6. Follow in the footsteps of our ancient ancestors
Located within the Ngorongoro Conservation Area, the Olduvai Gorge hit the headlines when anthropologists Louis and Mary Leakey discovered a human-like skeleton dating back 1.8 million years in the steep-sided ravine in 1959.
Modern humans, by contrast, only emerged 300,000 years ago. The excavation sites have been preserved for visitors to discover for themselves. A small museum in the gorge provides more detail on the diverse ancient human finds, through bones, teeth, artefacts and a cast of a trail of footprints dating even further back, to 3.7 million years ago!

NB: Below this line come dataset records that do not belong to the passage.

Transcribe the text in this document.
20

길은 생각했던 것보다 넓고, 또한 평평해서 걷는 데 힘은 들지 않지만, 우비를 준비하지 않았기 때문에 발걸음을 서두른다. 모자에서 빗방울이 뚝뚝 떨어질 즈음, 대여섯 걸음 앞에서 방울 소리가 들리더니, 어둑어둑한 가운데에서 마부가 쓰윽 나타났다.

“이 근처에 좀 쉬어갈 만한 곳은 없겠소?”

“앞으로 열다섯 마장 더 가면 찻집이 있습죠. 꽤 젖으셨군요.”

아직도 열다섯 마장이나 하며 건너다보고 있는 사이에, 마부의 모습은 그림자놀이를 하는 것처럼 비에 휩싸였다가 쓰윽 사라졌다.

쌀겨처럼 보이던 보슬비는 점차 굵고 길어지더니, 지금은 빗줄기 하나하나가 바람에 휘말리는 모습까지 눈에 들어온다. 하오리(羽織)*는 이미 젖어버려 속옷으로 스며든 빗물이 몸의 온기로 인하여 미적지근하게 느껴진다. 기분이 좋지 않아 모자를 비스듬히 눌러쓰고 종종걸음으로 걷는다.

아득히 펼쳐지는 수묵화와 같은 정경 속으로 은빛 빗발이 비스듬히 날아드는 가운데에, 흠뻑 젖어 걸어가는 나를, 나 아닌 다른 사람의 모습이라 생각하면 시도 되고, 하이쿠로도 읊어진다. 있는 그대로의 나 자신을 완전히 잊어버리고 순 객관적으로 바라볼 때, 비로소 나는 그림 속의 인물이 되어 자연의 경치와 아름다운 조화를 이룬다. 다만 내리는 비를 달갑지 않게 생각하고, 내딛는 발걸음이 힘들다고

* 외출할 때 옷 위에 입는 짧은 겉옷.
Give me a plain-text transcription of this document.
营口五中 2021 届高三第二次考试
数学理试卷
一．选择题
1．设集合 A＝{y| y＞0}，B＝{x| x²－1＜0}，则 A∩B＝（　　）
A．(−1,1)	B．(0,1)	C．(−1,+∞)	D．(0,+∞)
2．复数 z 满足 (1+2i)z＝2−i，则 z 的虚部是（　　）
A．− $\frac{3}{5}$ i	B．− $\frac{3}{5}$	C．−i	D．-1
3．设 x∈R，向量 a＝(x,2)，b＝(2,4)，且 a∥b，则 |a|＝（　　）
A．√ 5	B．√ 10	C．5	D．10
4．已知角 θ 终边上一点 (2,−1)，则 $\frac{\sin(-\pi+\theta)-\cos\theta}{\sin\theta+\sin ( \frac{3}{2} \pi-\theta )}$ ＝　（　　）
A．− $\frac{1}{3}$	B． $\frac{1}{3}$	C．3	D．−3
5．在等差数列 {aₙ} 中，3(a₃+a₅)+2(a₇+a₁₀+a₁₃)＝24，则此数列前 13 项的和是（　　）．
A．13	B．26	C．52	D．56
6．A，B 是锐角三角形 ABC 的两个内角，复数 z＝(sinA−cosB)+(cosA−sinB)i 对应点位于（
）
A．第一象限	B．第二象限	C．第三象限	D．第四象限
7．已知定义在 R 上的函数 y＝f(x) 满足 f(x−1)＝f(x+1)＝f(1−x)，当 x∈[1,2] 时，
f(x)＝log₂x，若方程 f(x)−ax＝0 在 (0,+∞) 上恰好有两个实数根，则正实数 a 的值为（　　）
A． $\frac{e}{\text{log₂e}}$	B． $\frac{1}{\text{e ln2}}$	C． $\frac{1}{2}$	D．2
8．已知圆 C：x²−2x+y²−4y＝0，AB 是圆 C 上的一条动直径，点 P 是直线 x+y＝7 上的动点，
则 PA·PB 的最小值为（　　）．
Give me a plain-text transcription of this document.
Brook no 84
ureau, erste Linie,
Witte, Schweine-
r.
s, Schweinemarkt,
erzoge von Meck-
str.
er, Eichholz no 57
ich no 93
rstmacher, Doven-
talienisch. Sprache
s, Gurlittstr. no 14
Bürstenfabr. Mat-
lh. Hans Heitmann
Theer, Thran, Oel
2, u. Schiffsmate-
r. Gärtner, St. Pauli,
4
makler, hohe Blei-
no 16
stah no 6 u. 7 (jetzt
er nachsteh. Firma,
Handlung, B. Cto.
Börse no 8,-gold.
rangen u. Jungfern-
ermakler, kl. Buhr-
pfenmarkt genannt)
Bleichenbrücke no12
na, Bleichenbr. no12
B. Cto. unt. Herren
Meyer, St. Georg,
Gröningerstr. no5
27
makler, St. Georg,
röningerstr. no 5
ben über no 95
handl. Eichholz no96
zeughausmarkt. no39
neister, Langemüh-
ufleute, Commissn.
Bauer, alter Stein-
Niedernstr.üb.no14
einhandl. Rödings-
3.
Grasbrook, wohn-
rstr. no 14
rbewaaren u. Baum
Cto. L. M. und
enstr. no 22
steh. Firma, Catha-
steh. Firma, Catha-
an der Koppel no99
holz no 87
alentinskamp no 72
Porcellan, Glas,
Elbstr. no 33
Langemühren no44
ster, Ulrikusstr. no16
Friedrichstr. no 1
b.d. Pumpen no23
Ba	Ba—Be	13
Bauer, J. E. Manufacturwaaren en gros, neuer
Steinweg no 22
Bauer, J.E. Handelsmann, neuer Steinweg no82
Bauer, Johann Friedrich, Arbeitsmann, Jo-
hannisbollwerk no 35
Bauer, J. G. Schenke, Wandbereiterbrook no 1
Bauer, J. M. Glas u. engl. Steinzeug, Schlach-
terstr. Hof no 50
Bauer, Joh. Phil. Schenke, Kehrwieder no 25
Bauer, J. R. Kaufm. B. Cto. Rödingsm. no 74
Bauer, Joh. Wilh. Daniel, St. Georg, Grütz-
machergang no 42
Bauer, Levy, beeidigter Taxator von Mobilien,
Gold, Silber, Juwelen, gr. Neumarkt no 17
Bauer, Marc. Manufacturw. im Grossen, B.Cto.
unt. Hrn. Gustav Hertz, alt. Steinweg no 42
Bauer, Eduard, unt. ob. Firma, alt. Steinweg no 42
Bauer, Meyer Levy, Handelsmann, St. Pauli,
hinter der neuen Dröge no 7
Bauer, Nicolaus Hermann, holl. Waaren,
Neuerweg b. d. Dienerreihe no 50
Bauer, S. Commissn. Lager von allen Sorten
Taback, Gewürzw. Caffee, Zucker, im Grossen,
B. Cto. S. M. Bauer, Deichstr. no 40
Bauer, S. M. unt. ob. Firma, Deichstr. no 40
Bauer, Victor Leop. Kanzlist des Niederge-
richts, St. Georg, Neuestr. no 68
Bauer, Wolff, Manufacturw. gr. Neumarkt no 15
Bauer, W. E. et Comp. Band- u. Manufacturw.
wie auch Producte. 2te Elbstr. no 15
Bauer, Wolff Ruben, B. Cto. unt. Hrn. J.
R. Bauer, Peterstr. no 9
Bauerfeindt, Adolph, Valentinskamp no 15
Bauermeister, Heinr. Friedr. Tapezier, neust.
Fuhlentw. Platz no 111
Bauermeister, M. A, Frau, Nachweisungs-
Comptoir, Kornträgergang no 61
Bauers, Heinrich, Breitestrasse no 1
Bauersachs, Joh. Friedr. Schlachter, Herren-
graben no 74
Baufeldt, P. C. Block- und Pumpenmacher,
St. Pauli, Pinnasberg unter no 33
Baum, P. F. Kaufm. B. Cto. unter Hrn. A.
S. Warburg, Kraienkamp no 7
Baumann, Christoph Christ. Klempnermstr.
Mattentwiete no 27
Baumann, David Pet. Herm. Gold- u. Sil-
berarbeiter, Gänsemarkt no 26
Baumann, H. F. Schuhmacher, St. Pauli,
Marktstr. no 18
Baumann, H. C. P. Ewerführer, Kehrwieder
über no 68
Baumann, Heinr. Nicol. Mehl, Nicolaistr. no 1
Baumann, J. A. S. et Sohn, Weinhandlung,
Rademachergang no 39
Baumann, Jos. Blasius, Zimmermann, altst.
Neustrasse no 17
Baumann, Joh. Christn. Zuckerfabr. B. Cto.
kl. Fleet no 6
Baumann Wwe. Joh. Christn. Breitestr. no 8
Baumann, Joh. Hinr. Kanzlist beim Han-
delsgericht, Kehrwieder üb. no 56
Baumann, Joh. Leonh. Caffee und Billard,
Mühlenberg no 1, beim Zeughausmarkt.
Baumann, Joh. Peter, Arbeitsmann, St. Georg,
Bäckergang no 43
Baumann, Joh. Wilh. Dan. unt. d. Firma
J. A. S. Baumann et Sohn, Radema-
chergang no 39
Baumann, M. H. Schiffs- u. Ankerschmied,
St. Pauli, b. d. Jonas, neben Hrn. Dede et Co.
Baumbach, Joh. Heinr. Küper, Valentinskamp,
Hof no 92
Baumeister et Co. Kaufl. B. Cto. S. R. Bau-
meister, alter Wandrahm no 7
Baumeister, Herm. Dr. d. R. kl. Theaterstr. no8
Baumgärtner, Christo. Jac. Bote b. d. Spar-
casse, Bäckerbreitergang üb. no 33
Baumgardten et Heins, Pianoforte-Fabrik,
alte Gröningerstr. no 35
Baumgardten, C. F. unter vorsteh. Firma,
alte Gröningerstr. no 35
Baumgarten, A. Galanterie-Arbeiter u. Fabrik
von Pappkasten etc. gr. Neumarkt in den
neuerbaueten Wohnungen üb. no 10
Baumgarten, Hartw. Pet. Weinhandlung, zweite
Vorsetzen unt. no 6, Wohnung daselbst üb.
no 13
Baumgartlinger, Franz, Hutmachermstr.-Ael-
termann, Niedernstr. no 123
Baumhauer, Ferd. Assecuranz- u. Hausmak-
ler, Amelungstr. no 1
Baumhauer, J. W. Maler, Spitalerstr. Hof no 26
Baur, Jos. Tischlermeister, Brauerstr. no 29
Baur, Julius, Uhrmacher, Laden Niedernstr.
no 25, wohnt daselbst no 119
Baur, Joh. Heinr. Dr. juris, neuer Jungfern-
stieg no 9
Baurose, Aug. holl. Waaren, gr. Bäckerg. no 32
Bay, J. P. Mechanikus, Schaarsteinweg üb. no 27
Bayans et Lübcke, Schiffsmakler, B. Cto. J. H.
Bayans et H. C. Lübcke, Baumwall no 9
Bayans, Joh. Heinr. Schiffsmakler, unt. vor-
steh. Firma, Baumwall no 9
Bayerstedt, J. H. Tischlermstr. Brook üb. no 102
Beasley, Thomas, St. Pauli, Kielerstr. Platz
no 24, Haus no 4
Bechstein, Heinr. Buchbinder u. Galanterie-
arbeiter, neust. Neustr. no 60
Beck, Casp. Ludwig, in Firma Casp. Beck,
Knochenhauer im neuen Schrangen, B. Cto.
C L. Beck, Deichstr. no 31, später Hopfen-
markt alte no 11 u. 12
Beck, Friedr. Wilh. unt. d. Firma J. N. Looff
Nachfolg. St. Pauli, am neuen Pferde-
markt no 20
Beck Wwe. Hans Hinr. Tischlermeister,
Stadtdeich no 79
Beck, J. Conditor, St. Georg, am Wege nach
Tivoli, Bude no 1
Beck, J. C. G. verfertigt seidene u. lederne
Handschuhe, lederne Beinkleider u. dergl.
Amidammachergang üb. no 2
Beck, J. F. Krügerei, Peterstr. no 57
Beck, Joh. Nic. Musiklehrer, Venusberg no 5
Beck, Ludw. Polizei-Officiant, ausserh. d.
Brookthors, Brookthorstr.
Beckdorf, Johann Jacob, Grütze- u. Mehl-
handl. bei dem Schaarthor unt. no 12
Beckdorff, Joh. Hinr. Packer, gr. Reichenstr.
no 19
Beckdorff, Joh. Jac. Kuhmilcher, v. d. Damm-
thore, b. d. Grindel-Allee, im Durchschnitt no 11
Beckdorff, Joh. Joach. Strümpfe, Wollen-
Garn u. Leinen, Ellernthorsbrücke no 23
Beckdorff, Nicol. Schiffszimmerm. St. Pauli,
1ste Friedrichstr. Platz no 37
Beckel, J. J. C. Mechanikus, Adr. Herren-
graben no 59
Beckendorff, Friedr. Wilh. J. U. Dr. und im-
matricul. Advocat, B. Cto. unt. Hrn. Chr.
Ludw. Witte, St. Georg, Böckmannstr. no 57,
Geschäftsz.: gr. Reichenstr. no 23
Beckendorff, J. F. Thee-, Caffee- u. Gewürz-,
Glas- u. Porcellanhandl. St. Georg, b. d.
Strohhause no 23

7. Take to the cosmopolitan streets of Dar
Elegantly managing to combine the city’s historic areas with the needs of one of the fastest growing cities in the world, Dar es Salaam has become a leading city for the arts, music and fashion.
Its glorious ocean-side position only adds to the prestige of a city that is not only comfortable, but also proud of its past and looking to its future.The birthplace of the vibrant Tingatinga painting style and its own form of dance music, Dar also boasts exquisite cuisine.
Culture vultures will love the exhibits housed within the fantastic National Museum, while those seeking out much needed rest and relaxation don’t have far to travel for clean sand beaches and warm seas.
Tanzania has rich and diverse cultures, astonishing natural beauty, dazzling beaches and incredible diving destinations.The ‘cradle of mankind’ is able to boast World Heritage Sites as diverse as Serengeti National Park and Stone Town, Zanzibar, in addition to Africa’s highest mountain. In short, Tanzania is a destination like no other.